Now it’s time to create a workload cluster, bootstrap it with your template tools and copy your environment apps onto it.

A workload cluster can be a virtual cluster or a physical cluster. Virtual clusters don’t need any new physical infrastructure to be created for them. Instead, with the power of vcluster, you can create new Kubernetes clusters so they live inside of your existing clusters. A vcluster behaves like a fully isolated cluster but without the costs of the additional control plane in your cloud.

On Kubefirst, you can add a completely new, fully hydrated vcluster to your existing cluster with our default templates and they only use ~1GB memory and ~1 CPU core from their host cluster. That’s a very lightweight and inexpensive layer of full cluster isolation.

Step 13. Deliver Your First Built Application

Since you’re managing your git repositories using automated IaC, pull request a new git repository to your gitops repo. Your pull request will show you a new plan that adds your repo and applies it once approved.

With a new repository in place, add your source code, a chart, a Dockerfile and some CI to build and deliver the application to your environments.

This is where religions are formed, and everyone has a different CI religion. I don’t want to tell you the “right way” to do CI because there are a great many right ways to do this.

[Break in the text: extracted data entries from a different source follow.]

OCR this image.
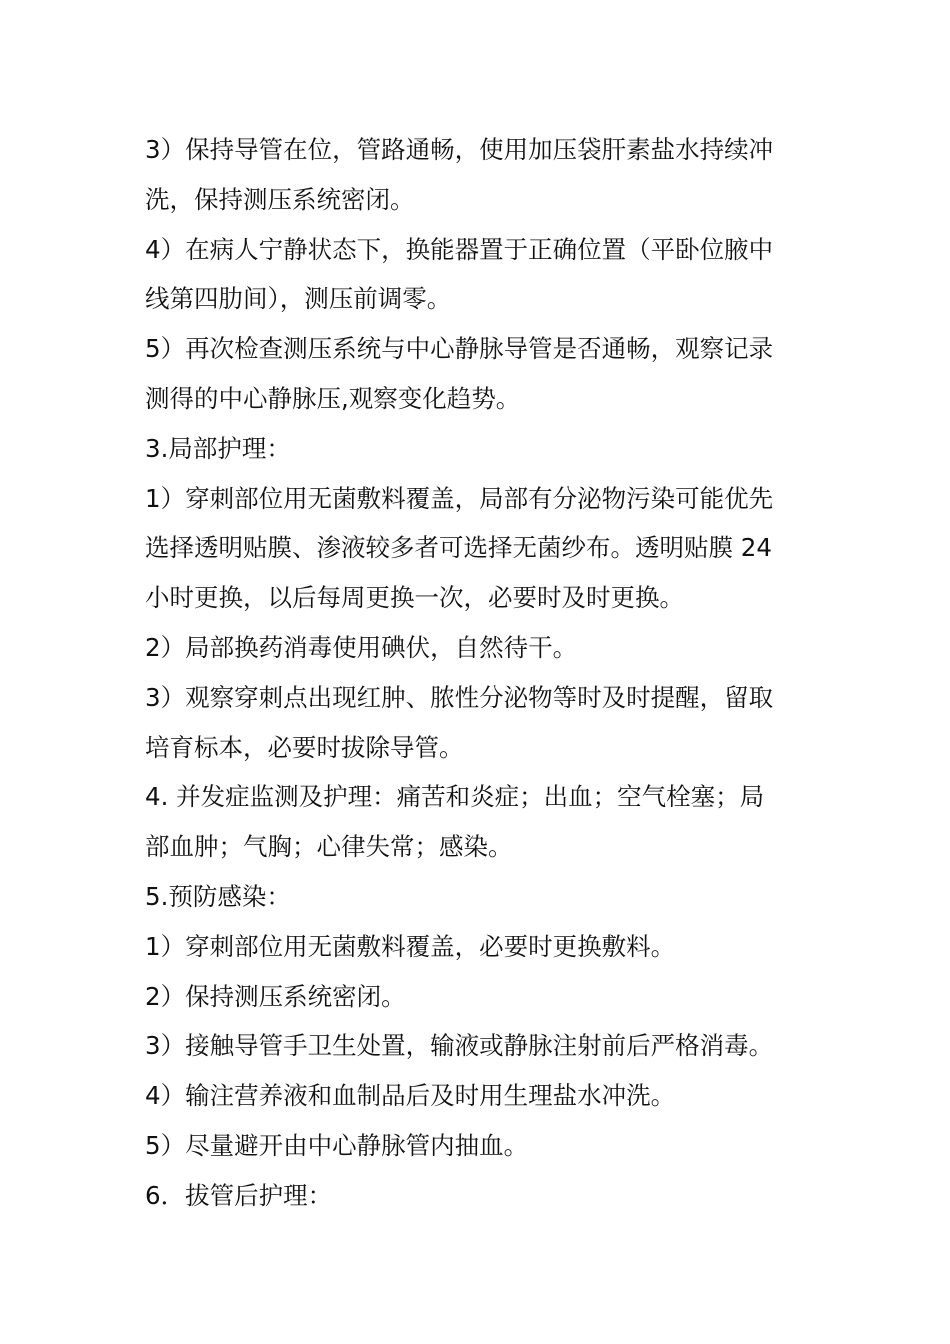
3）保持导管在位，管路通畅，使用加压袋肝素盐水持续冲
洗，保持测压系统密闭。

4）在病人宁静状态下，换能器置于正确位置（平卧位腋中
线第四肋间），测压前调零。

5）再次检查测压系统与中心静脉导管是否通畅，观察记录
测得的中心静脉压,观察变化趋势。

3.局部护理：

1）穿刺部位用无菌敷料覆盖，局部有分泌物污染可能优先
选择透明贴膜、渗液较多者可选择无菌纱布。透明贴膜 24
小时更换，以后每周更换一次，必要时及时更换。

2）局部换药消毒使用碘伏，自然待干。

3）观察穿刺点出现红肿、脓性分泌物等时及时提醒，留取
培育标本，必要时拔除导管。

4. 并发症监测及护理：痛苦和炎症；出血；空气栓塞；局
部血肿；气胸；心律失常；感染。

5.预防感染：

1）穿刺部位用无菌敷料覆盖，必要时更换敷料。

2）保持测压系统密闭。

3）接触导管手卫生处置，输液或静脉注射前后严格消毒。

4）输注营养液和血制品后及时用生理盐水冲洗。

5）尽量避开由中心静脉管内抽血。

6．拔管后护理：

Regardless of the tools you choose, the tasks that the CI needs to accomplish are:

  • Building a container, preferably without using root or privileged pods
  • Publishing a container to your container hosting provider
  • Setting the container image tag as the default image for your helm chart
  • publishing the Helm chart
  • Setting the desired version of the Helm chart for your app instance in each of your application’s environments using your CI’s progressive pipeline stages
  • Add testing to prevent/promote your releases to the next environment

In the Kubefirst Platform, we generate the gitops repo with all of your platform configurations, along with a sample application (metaphor) repo to serve as a demonstration of how to build and deliver a microservice repo using GitOps.

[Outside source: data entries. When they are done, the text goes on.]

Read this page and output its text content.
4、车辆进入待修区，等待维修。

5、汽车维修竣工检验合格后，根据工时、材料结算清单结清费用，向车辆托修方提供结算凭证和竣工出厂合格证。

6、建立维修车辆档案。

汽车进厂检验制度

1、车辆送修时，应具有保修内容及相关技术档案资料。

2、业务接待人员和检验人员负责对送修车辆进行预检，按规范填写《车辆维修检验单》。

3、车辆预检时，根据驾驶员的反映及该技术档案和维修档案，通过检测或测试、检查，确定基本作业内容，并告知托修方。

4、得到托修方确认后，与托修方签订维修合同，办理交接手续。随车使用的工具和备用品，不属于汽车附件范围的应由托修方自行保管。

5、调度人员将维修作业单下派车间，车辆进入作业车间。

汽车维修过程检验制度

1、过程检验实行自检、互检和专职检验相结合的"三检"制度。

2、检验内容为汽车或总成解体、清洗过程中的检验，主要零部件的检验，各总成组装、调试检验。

With your CI now in place, you can kick off a job to build your app container and chart, and set the desired state of your app instances to the new version of your app, one environment at a time.

Step 14. Establish Your Day 2 Components

Now it’s time to establish the components for your Day 2 operations, or the tasks that never end: more apps, more tech, more considerations, more monitoring.

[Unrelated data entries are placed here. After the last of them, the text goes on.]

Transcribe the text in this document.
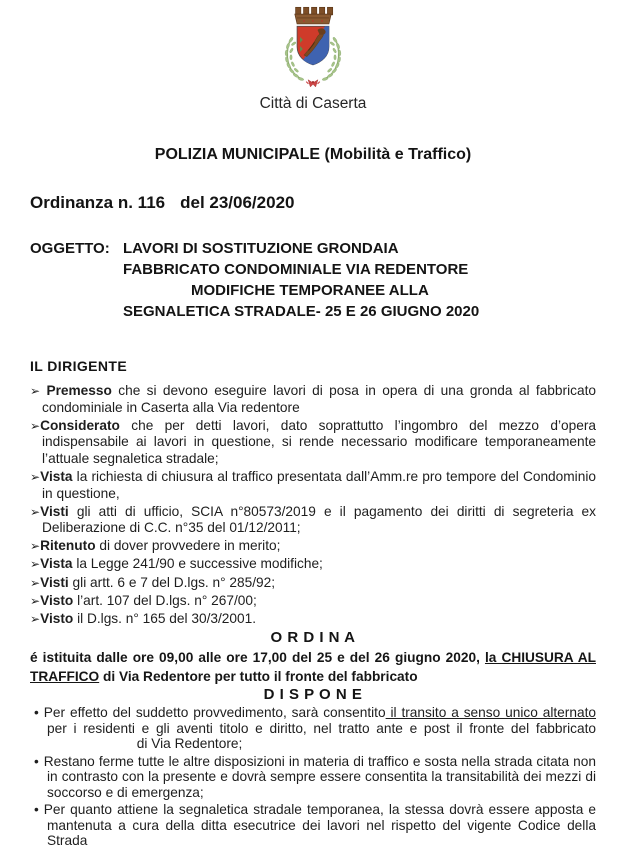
Città di Caserta
POLIZIA MUNICIPALE (Mobilità e Traffico)
Ordinanza n. 116 del 23/06/2020
OGGETTO: LAVORI DI SOSTITUZIONE GRONDAIA
FABBRICATO CONDOMINIALE VIA REDENTORE
MODIFICHE TEMPORANEE ALLA
SEGNALETICA STRADALE- 25 E 26 GIUGNO 2020
IL DIRIGENTE
➢ Premesso che si devono eseguire lavori di posa in opera di una gronda al fabbricato condominiale in Caserta alla Via redentore
➢Considerato che per detti lavori, dato soprattutto l’ingombro del mezzo d’opera indispensabile ai lavori in questione, si rende necessario modificare temporaneamente l’attuale segnaletica stradale;
➢Vista la richiesta di chiusura al traffico presentata dall’Amm.re pro tempore del Condominio in questione,
➢Visti gli atti di ufficio, SCIA n°80573/2019 e il pagamento dei diritti di segreteria ex Deliberazione di C.C. n°35 del 01/12/2011;
➢Ritenuto di dover provvedere in merito;
➢Vista la Legge 241/90 e successive modifiche;
➢Visti gli artt. 6 e 7 del D.lgs. n° 285/92;
➢Visto l’art. 107 del D.lgs. n° 267/00;
➢Visto il D.lgs. n° 165 del 30/3/2001.
O R D I N A

é istituita dalle ore 09,00 alle ore 17,00 del 25 e del 26 giugno 2020, la CHIUSURA AL TRAFFICO di Via Redentore per tutto il fronte del fabbricato

D I S P O N E
• Per effetto del suddetto provvedimento, sarà consentito il transito a senso unico alternato per i residenti e gli aventi titolo e diritto, nel tratto ante e post il fronte del fabbricato di Via Redentore;
• Restano ferme tutte le altre disposizioni in materia di traffico e sosta nella strada citata non in contrasto con la presente e dovrà sempre essere consentita la transitabilità dei mezzi di soccorso e di emergenza;
• Per quanto attiene la segnaletica stradale temporanea, la stessa dovrà essere apposta e mantenuta a cura della ditta esecutrice dei lavori nel rispetto del vigente Codice della Strada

Some of the tools we like include:

For Kubernetes policy enforcement we like Kyverno a lot for its Kubernetes native configurations and easy onboarding experience.

For logging, monitoring and observability, we like Datadog for its instant Kubernetes observability features, reliability and customer support. This deviates from our self-hosted free tools mentality quite a bit, but we find this SaaS offering is deeply rich, most projects rely heavily on observability. Self-hosted alternatives for what Datadog provides often include a combination of Prometheus, Grafana, Elasticsearch, Fluentbit, Kibana and Jaeger with OpenTelemetry.

For container scanning, we like open source Trivy, but there are many products in the security space that allow you to defend at different layers of depth, and choosing the security model that’s right for your company is a strategic part of your company’s platform-building initiative. The platform engineering maturity model can help guide you through your in-depth considerations across many different verticals.

Your Most Important Build: Healthy Platform Culture

For the most successful companies, the final stage of your platform building never ends. When a company embraces change, speed and delivery but must comply with the quality, reliability and security demands of the mission, the desire to reduce friction will always be present.

Create an environment where this is absolutely expected, where you have to interview your platform users about their experience because of that expectation. When a need from your users surfaces, prioritize it on your platform’s roadmap and celebrate its use.

With a healthy culture of feedback, transparency and shared ownership, you’re on your way to surviving whatever the software industry throws at you next. I hope this walkthrough helps you create the perfect cloud native platform for your needs.